Azure SQL DW - Polybase did not work with UTF-8 files RRS feed

  • Question

  • We are using Polybase to copy data from blob to Azure SQL Data Warehouse.

    Polybase did not work with UTF-8 files and we are receiving error message -"UTF-8 decode failed".When I converted them to UTF-8 BOM with power shell script then it worked. Other files in the same folder are of type UTF-8 and they work fine.

    Please help us on this?

    Thursday, June 2, 2016 5:36 AM


All replies

  • Hi Anusha,​

    You might be interested in taking a look at - it has an Azure SQL Data Warehouse importer that handles all the necessary conversions, including UTF-8. 

    Disclosure: I work for Redgate on Data Platform Studio.
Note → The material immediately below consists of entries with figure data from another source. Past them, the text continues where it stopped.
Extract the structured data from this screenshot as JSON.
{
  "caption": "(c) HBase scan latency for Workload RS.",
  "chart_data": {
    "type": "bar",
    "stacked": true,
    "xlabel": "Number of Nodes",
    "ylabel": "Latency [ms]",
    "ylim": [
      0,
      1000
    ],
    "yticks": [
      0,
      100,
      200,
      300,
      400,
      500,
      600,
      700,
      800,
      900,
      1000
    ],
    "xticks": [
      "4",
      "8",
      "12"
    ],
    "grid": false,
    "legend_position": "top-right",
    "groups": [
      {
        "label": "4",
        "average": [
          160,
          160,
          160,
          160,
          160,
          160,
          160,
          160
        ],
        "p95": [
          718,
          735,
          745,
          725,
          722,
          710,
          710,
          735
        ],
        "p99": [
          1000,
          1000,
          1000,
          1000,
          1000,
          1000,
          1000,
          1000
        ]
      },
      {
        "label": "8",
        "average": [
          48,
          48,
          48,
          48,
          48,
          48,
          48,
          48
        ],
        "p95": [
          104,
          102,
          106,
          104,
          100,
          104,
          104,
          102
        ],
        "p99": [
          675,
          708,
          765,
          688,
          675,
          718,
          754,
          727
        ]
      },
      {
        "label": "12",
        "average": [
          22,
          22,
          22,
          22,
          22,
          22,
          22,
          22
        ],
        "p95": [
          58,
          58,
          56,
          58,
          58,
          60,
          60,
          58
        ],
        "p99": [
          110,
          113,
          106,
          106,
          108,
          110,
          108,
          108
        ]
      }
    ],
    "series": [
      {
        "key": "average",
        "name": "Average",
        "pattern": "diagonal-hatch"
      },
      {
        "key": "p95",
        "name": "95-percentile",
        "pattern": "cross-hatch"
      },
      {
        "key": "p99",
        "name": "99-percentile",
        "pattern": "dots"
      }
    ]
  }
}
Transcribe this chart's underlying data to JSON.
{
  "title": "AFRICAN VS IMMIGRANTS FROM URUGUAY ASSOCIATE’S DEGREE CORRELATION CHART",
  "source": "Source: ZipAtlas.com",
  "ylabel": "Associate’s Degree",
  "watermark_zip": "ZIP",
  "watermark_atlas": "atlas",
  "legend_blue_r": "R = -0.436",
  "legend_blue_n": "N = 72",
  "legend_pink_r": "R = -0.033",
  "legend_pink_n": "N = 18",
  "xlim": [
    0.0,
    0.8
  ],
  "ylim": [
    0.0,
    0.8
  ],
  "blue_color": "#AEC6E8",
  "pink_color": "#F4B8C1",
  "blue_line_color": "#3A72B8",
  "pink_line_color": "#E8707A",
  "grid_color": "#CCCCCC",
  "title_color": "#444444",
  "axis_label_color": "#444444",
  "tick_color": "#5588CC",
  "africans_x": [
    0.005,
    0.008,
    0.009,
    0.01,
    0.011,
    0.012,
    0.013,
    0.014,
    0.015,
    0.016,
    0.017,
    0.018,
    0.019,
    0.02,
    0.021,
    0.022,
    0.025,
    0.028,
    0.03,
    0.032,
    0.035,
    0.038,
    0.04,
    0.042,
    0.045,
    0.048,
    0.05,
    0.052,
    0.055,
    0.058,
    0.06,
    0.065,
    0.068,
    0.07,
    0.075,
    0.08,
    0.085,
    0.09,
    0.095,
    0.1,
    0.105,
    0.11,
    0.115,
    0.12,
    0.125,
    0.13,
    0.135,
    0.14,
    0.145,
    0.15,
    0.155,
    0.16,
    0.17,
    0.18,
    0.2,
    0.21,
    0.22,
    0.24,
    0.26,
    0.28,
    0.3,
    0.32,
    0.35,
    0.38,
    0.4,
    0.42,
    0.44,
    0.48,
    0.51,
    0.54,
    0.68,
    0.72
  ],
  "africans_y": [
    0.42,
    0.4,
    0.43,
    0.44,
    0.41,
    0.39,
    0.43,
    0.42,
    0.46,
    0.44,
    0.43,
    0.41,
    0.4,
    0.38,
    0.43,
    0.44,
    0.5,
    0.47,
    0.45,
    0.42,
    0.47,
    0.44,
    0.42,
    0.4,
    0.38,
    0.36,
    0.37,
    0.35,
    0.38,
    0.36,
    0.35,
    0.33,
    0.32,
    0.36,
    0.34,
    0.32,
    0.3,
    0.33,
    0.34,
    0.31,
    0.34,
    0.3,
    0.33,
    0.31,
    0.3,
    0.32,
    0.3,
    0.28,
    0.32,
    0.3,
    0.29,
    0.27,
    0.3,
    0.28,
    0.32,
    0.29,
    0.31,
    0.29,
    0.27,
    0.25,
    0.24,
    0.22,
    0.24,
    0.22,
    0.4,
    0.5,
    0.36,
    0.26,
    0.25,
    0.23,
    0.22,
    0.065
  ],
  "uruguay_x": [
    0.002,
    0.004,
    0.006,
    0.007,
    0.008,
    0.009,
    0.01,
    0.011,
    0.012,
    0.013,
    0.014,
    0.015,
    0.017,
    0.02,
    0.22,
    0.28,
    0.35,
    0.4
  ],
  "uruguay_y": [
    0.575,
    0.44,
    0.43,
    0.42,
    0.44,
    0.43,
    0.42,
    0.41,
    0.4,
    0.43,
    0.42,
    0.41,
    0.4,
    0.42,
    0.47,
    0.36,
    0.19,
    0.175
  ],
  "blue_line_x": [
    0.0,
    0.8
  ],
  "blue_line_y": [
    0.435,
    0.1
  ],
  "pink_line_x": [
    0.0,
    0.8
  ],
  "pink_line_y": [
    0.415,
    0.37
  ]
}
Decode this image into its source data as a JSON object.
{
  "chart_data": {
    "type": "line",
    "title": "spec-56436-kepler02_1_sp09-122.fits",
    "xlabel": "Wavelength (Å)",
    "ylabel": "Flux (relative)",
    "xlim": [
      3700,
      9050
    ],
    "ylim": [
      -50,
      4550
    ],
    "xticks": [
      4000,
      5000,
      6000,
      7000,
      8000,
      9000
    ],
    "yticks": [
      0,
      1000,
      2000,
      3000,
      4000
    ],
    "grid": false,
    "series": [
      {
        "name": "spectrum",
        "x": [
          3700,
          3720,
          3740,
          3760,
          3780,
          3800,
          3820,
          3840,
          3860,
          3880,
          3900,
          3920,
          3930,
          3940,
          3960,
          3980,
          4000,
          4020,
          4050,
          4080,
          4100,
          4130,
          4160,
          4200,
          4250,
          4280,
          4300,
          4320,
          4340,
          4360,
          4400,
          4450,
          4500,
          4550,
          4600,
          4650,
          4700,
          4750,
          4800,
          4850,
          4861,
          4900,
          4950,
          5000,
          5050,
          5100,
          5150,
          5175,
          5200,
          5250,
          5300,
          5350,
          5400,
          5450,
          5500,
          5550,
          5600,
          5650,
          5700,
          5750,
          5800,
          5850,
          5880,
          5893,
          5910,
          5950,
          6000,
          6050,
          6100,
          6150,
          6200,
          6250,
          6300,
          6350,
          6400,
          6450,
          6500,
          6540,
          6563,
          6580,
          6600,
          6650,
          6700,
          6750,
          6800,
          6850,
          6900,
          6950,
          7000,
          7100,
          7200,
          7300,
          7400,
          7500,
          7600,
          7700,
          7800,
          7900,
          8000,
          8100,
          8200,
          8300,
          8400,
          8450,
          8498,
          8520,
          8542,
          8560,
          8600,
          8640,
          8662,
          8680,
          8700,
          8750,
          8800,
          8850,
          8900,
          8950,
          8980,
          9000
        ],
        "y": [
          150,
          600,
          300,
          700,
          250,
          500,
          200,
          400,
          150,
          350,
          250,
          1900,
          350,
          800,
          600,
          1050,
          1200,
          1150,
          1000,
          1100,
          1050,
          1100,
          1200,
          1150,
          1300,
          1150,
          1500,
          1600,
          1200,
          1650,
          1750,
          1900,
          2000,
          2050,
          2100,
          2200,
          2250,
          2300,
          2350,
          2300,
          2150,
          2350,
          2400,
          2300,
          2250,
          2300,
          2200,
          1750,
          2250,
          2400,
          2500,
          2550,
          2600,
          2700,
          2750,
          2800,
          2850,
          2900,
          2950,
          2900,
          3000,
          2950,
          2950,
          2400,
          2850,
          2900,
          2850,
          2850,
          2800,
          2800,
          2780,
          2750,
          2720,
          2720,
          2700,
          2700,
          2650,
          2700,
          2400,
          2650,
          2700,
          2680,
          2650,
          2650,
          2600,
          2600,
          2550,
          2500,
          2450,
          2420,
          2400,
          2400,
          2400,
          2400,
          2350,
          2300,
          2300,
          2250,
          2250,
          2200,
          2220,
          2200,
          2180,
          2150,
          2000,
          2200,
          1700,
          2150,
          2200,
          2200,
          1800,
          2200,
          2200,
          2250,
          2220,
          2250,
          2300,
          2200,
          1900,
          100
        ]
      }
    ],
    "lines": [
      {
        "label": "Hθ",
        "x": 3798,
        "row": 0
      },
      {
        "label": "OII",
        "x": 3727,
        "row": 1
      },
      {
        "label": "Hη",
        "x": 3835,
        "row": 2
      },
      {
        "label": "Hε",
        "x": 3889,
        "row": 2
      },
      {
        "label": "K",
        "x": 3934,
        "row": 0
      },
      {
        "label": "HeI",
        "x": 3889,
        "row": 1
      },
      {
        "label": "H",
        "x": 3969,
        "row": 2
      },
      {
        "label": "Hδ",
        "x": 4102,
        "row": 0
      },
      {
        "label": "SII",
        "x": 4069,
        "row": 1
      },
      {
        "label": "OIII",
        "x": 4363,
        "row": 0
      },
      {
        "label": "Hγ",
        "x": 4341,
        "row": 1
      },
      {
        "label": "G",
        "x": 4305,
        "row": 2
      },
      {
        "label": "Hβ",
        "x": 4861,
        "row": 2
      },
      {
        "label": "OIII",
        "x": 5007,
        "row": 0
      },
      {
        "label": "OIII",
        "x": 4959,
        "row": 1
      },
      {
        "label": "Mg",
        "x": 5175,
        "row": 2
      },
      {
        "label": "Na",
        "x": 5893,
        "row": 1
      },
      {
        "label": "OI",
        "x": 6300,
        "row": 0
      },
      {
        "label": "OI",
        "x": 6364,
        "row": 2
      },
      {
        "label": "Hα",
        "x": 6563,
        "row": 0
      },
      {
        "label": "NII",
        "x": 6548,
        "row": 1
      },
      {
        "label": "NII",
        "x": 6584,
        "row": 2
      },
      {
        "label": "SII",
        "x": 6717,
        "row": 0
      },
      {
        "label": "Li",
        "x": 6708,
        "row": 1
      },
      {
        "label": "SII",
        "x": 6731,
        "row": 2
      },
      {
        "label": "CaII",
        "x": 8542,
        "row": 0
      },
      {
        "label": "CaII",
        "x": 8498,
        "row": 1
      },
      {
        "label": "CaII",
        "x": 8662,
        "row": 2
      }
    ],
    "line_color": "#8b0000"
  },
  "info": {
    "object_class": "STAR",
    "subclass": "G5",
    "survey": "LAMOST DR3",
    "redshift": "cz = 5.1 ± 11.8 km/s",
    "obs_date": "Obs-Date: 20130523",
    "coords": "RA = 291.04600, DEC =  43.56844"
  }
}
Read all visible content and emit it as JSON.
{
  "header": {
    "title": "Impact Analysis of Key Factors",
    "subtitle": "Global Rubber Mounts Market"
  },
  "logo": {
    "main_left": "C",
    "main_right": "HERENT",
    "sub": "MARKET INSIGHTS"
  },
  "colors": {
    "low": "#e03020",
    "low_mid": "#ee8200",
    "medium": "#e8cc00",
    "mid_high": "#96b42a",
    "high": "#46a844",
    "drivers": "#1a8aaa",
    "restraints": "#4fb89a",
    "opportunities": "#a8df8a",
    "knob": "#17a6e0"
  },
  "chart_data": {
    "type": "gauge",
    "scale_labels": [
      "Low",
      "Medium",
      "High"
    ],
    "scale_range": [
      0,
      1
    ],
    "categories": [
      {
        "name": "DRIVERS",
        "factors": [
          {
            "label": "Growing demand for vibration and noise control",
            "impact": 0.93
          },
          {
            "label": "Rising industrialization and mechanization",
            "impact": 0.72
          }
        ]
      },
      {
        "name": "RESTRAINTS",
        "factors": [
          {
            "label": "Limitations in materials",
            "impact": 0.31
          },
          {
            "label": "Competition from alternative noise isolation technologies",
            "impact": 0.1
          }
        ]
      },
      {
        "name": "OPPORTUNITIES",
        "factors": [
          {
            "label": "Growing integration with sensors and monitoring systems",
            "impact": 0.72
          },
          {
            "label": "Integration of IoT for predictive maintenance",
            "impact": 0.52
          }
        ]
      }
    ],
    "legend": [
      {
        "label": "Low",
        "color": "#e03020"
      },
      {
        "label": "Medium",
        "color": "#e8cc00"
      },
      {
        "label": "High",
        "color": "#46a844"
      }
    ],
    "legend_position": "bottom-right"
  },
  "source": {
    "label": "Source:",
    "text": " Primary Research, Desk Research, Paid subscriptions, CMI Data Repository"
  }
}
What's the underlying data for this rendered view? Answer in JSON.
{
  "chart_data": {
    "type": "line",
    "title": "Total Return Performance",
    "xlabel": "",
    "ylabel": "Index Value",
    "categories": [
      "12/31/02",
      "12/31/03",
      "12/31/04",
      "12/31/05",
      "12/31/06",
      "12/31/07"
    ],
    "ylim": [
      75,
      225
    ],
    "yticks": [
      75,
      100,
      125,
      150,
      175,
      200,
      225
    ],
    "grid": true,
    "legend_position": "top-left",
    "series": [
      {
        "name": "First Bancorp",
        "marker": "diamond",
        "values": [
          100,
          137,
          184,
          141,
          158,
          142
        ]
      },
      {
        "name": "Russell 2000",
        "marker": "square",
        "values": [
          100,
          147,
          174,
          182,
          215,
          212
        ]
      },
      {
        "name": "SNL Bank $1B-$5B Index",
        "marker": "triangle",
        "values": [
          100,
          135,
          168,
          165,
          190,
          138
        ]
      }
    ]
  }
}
It's in early preview at the moment, but feel free to sign up and get in contact - I'd be happy to bump you up the queue.

    • Edited by Jonathan-R Thursday, June 2, 2016 10:04 AM formatting error
    Thursday, June 2, 2016 10:04 AM
  • Hi Anusha,

    Yes, to load files using Polybase, they must first be converted to UTF-8.  We have some sample code here to help you. 



    Thursday, June 2, 2016 3:01 PM
  • Hi Sonya,

    Thank you.

    Currently we are using the same PowerShell script.

    Please let us know if you have any future plans where we can specify the encodingname to "UTF-8" in file format and poly base will take care of encoding.



    Friday, June 3, 2016 4:25 AM
  • Hi Jonathan,

    Yes.I am interested and will explore it.

    Thank you..

    Friday, June 3, 2016 4:28 AM
  • Hi Anusha,

    Great idea!  We have heard this feedback, but I haven't seen anyone add this feature request to our feedback page yet.  I believe this is a high priority feature.  It would be great if you can add this request to our feedback page.  It would be great if you could include any details on how this feature would be implemented best to serve your needs.  By adding the idea to our feedback page, we will send you updates on the feature progress.  We also periodically give the followers of a feature request access to previews of the feature for early feedback on if the feature meets their needs.



    Friday, June 3, 2016 11:10 PM
  • Hi Sonya,

    We are facing the same challenge, we are copying Oracle data (which has nls_characterset in UTF-8) into parquet file on azure blob and as per your suggestion when i tried to change the same parquet file encoding to UTF-8 then i got the error below

    EXTERNAL TABLE access failed due to internal error: 'File /oracle/sod_utf: HdfsBridge::CreateRecordReader - Unexpected error encountered creating the record reader: RuntimeException: wasbs:/ is not a Parquet file. expected magic number at tail [80, 65, 82, 49] but found [82, 49, 13, 10]'

    I used below powershell command to convert the encoding

    Get-Content sod | Set-Content -Encoding utf8 sod_utf

    And when i tried changing it with c# code then i got different error

    Msg 110802, Level 16, State 1, Line 6
    110802;An internal DMS error occurred that caused this operation to fail. Details: Exception: Microsoft.SqlServer.DataWarehouse.DataMovement.Common.ExternalAccess.HdfsAccessException, Message: Error occurred while accessing HDFS external file[/oracle/sod_utf8][0]: Java exception raised on call to HdfsBridge_CreateRecordReader_V2. Java exception message:
    HdfsBridge::CreateRecordReader - Unexpected error encountered creating the record reader: TProtocolException: Required field 'version' was not found in serialized data! Struct: FileMetaData(version:0, schema:null, num_rows:0, row_groups:null)

    Looking forward for your help


    • Edited by Amit-Tomar Friday, February 1, 2019 6:53 AM
    Friday, February 1, 2019 6:23 AM
  • Amit,

    You need to define the external file format (CREATE EXTERNAL FILE FORMAT (Transact-SQL)) before you can create external table (CREATE EXTERNAL TABLE (Transact-SQL)) and import file into external table using Polybase. 



    Friday, February 1, 2019 11:03 PM